One of the ways of ensuring the most benefit and absorption from your curcumin is to choose a clinically tested supplement that features curcumin blended with turmeric essential oil. This not only helps the curcumin absorb better, but compounds in the oil, specifically ar-turmerone, also provide their own antioxidant, eye-protecting power.
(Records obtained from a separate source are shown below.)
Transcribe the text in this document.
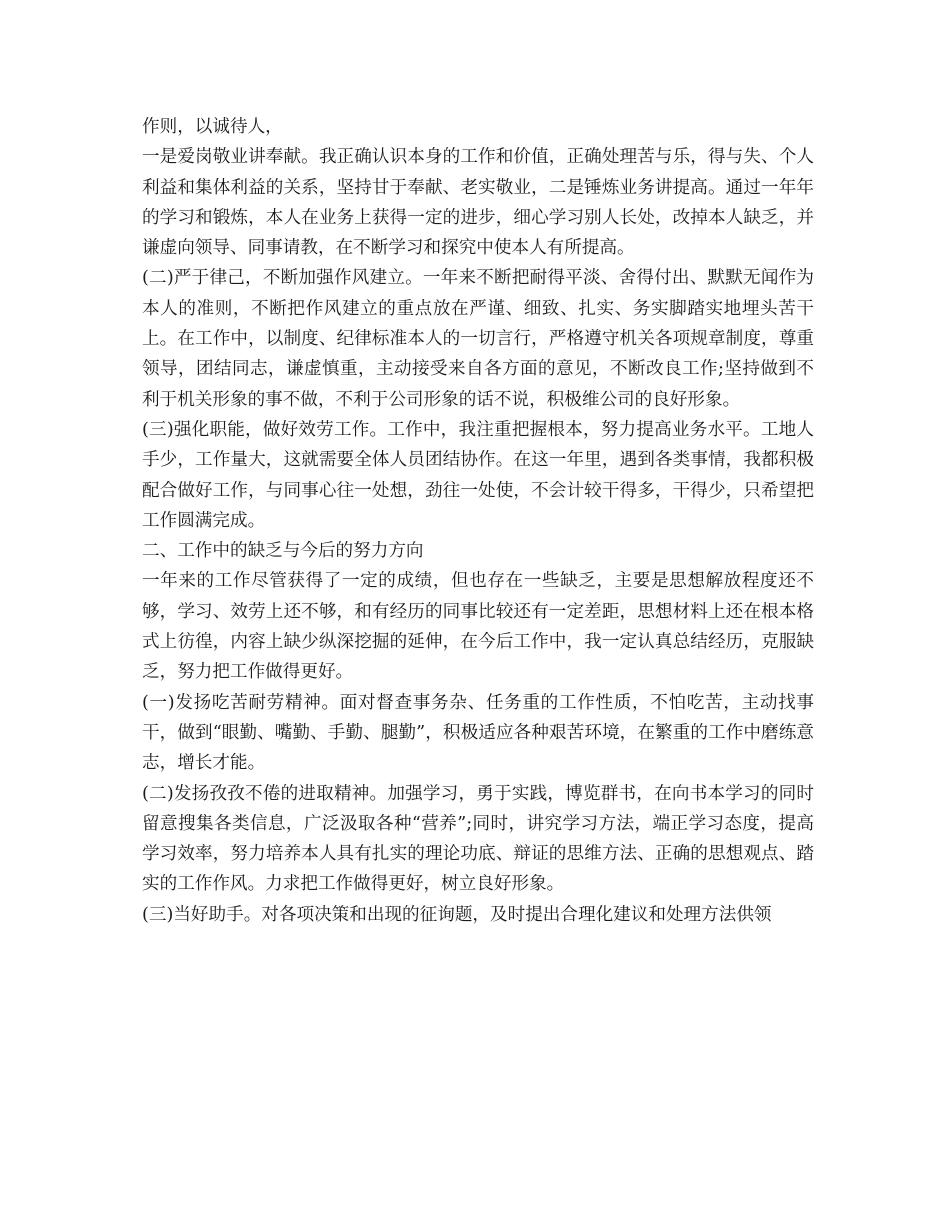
作则，以诚待人，

一是爱岗敬业讲奉献。我正确认识本身的工作和价值，正确处理苦与乐，得与失、个人利益和集体利益的关系，坚持甘于奉献、老实敬业，二是锤炼业务讲提高。通过一年年的学习和锻炼，本人在业务上获得一定的进步，细心学习别人长处，改掉本人缺乏，并谦虚向领导、同事请教，在不断学习和探究中使本人有所提高。

(二)严于律己，不断加强作风建立。一年来不断把耐得平淡、舍得付出、默默无闻作为本人的准则，不断把作风建立的重点放在严谨、细致、扎实、务实脚踏实地埋头苦干上。在工作中，以制度、纪律标准本人的一切言行，严格遵守机关各项规章制度，尊重领导，团结同志，谦虚慎重，主动接受来自各方面的意见，不断改良工作;坚持做到不利于机关形象的事不做，不利于公司形象的话不说，积极维公司的良好形象。

(三)强化职能，做好效劳工作。工作中，我注重把握根本，努力提高业务水平。工地人手少，工作量大，这就需要全体人员团结协作。在这一年里，遇到各类事情，我都积极配合做好工作，与同事心往一处想，劲往一处使，不会计较干得多，干得少，只希望把工作圆满完成。

二、工作中的缺乏与今后的努力方向

一年来的工作尽管获得了一定的成绩，但也存在一些缺乏，主要是思想解放程度还不够，学习、效劳上还不够，和有经历的同事比较还有一定差距，思想材料上还在根本格式上彷徨，内容上缺少纵深挖掘的延伸，在今后工作中，我一定认真总结经历，克服缺乏，努力把工作做得更好。

(一)发扬吃苦耐劳精神。面对督查事务杂、任务重的工作性质，不怕吃苦，主动找事干，做到“眼勤、嘴勤、手勤、腿勤”，积极适应各种艰苦环境，在繁重的工作中磨练意志，增长才能。

(二)发扬孜孜不倦的进取精神。加强学习，勇于实践，博览群书，在向书本学习的同时留意搜集各类信息，广泛汲取各种“营养”;同时，讲究学习方法，端正学习态度，提高学习效率，努力培养本人具有扎实的理论功底、辩证的思维方法、正确的思想观点、踏实的工作作风。力求把工作做得更好，树立良好形象。

(三)当好助手。对各项决策和出现的征询题，及时提出合理化建议和处理方法供领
Pescosolido N, Giannotti R, Plateroti AM, Pascarella A, Nebbioso M. Curcumin: therapeutical potential in ophthalmology. Planta Med. 2014;80(4):249‐254. doi:10.1055/s-0033-1351074
Curcumin (diferuloylmethane) is the main curcuminoid of the popular Indian spice turmeric (Curcuma longa). In the last 50 years, in vitro and in vivo experiments supported the main role of polyphenols and curcumin for the prevention and treatment of many different inflammatory diseases and tumors.The anti-inflammatory, antioxidant, and antitumor properties of curcumin are due to different cellular mechanisms: this compound, in fact, produces different responses in different cell types. Unfortunately, because of its low solubility and oral bioavailability, the biomedical potential of curcumin is not easy to exploit; for this reason more attention has been given to nanoparticles and liposomes, which are able to improve curcumin's bioavailability. Pharmacologically, curcumin does not show any dose-limiting toxicity when it is administered at doses of up to 8 g/day for three months. It has been demonstrated that curcumin has beneficial effects on several ocular diseases, such as chronic anterior uveitis, diabetic retinopathy, glaucoma, age-related macular degeneration, and dry eye syndrome. The purpose of this review is to report what has so far been elucidated about curcumin properties and its potential use in ophthalmology.